First, China’s global reach is more pervasive than that of any prior illiberal power. Its massive economy and 1.4 billion consumers arm it with powerful carrots and sticks to silence free speech far beyond its borders. Australia, Canada, the Czech Republic, Japan, Lithuania, Norway, the Philippines, South Korea, Taiwan, and the United States—plus dozens of private companies and individuals from democratic nations—have recently experienced China’s economic wrath. In many cases, the punishment has been vastly disproportionate to the supposed crime. For example, China slapped steep tariffs on nearly all of Australia’s major exports after Canberra requested an international investigation into the origins of covid-19.
In addition to economic weapons, China holds leadership posts in the UN and other major international institutions that give Beijing chances to bend global governance in an illiberal direction. For example, when Belarus violated international norms by forcing down an airliner that was carrying a wanted dissident in 2021, China exercised its authority as head of the UN’s International Civil Aviation Organization to shield the brutal Alyaksandr Lukashenka regime from censure. And if diplomacy and economic inducements fail, Beijing can use its navy, now the world’s largest, and conventional missile force to coerce countries into compliance or even to wipe democracies off the map, as China is threatening to do to Taiwan.
Second, China’s illiberal campaign capitalizes on a disturbing global trend: As Freedom House reports, authoritarianism has spread during every year since 2006, while democracy has retreated. This “democratic recession” has given China a window of ideological opportunity to promote a vision of a hierarchical and harmonious society and a critique of a disorderly and decadent West. Around the world, public faith in democratic institutions has sunk to lows not seen since the 1930s. The political soil has grown ripe for authoritarianism to take root, and China, Russia, and other authoritarian states are fertilizing this antidemocratic plant with digital disinformation that their propagandists pump into the social-media feeds of billions worldwide.
The third and most important factor supercharging China’s efforts is the ongoing digital revolution.

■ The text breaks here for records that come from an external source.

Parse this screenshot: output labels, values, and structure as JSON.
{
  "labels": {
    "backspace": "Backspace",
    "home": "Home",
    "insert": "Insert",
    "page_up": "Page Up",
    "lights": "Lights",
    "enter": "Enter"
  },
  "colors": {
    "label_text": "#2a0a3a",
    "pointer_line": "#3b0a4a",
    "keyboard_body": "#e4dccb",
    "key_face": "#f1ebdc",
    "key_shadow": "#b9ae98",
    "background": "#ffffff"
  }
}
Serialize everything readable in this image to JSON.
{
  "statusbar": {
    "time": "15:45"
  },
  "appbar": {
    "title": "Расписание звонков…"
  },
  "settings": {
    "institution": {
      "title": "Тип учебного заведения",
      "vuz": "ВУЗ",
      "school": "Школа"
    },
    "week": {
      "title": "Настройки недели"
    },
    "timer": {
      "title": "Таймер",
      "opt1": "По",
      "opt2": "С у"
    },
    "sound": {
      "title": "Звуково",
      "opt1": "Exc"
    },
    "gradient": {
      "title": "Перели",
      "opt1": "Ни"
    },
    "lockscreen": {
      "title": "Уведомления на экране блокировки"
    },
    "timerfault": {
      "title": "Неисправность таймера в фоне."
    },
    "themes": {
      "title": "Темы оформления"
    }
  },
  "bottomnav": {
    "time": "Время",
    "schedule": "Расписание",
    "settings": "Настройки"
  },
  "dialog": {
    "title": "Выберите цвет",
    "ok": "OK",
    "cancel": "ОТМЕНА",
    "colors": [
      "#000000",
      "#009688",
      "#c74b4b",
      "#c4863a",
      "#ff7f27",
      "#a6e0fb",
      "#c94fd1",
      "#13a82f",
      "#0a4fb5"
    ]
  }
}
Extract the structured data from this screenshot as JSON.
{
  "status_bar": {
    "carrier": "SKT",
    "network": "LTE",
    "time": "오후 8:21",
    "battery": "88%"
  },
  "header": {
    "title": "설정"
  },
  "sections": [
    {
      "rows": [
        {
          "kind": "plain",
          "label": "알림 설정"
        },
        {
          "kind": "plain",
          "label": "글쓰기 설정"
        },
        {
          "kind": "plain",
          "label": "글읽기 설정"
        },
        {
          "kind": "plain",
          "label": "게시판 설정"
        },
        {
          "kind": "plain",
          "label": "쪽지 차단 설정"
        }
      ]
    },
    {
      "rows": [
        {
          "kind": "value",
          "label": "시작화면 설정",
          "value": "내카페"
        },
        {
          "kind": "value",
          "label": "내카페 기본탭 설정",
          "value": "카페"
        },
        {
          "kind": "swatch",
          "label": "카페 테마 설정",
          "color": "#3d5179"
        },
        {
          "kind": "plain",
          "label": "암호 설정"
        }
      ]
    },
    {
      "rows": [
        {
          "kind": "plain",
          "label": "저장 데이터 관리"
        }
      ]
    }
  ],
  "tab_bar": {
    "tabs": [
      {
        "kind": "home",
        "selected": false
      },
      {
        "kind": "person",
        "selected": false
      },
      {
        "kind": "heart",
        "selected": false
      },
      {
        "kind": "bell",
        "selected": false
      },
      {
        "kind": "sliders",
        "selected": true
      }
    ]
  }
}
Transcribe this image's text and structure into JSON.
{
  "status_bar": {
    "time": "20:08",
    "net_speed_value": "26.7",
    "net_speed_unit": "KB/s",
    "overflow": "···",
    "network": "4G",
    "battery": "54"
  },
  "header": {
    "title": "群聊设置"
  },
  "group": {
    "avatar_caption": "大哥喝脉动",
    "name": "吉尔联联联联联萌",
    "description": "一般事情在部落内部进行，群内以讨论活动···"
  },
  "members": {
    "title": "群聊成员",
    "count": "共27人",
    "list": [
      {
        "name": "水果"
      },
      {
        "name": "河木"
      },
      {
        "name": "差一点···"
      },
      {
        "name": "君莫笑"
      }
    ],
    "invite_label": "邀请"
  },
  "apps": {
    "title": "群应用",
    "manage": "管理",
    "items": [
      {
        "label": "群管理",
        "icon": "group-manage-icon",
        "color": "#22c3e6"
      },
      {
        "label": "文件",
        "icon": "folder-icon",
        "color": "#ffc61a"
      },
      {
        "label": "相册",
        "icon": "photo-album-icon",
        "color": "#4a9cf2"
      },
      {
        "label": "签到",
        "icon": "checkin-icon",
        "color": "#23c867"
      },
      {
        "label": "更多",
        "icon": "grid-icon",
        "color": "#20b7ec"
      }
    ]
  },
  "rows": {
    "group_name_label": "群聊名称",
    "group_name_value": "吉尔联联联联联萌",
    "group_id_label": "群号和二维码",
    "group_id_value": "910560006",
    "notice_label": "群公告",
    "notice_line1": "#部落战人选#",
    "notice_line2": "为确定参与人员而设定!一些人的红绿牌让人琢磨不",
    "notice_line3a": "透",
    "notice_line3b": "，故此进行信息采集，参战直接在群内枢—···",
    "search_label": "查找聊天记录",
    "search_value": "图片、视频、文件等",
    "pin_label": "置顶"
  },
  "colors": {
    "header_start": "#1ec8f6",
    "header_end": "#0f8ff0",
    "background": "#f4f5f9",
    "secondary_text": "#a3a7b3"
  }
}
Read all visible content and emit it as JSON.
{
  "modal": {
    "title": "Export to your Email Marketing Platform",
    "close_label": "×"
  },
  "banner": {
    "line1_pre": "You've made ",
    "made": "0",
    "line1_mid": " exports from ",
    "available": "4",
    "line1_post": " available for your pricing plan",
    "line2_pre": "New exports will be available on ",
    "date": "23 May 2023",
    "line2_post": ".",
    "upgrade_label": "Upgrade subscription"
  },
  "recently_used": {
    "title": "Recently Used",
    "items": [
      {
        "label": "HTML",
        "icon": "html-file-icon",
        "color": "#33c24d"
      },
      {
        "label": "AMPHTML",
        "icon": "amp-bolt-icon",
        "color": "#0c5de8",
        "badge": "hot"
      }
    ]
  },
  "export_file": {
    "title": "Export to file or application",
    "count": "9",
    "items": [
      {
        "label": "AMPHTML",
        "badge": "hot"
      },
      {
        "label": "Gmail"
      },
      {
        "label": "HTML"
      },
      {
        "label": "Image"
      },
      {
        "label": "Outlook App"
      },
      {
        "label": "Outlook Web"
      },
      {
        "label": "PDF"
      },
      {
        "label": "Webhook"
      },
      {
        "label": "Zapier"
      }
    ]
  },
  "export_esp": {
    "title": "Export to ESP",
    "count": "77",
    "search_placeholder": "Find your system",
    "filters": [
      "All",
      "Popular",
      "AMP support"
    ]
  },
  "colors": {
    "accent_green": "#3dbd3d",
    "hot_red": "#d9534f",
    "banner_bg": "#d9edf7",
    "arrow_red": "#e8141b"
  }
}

The CCP possesses data-collection and messaging power to rival that of Apple, Amazon, Facebook, Google, and Twitter. By combining artificial intelligence (AI) and “big data” with cyber, biometric, and speech- and facial-recognition technologies, Beijing is pioneering a system that will allow dictators to know everything about their subjects—what people are saying and viewing, whom they hang out with, what they like and dislike, and where they are located at any given time—and to discipline citizens instantly by restricting their access to credit, education, employment, medical care, telecommunications, and travel if not to hunt them down for more medieval forms of punishment.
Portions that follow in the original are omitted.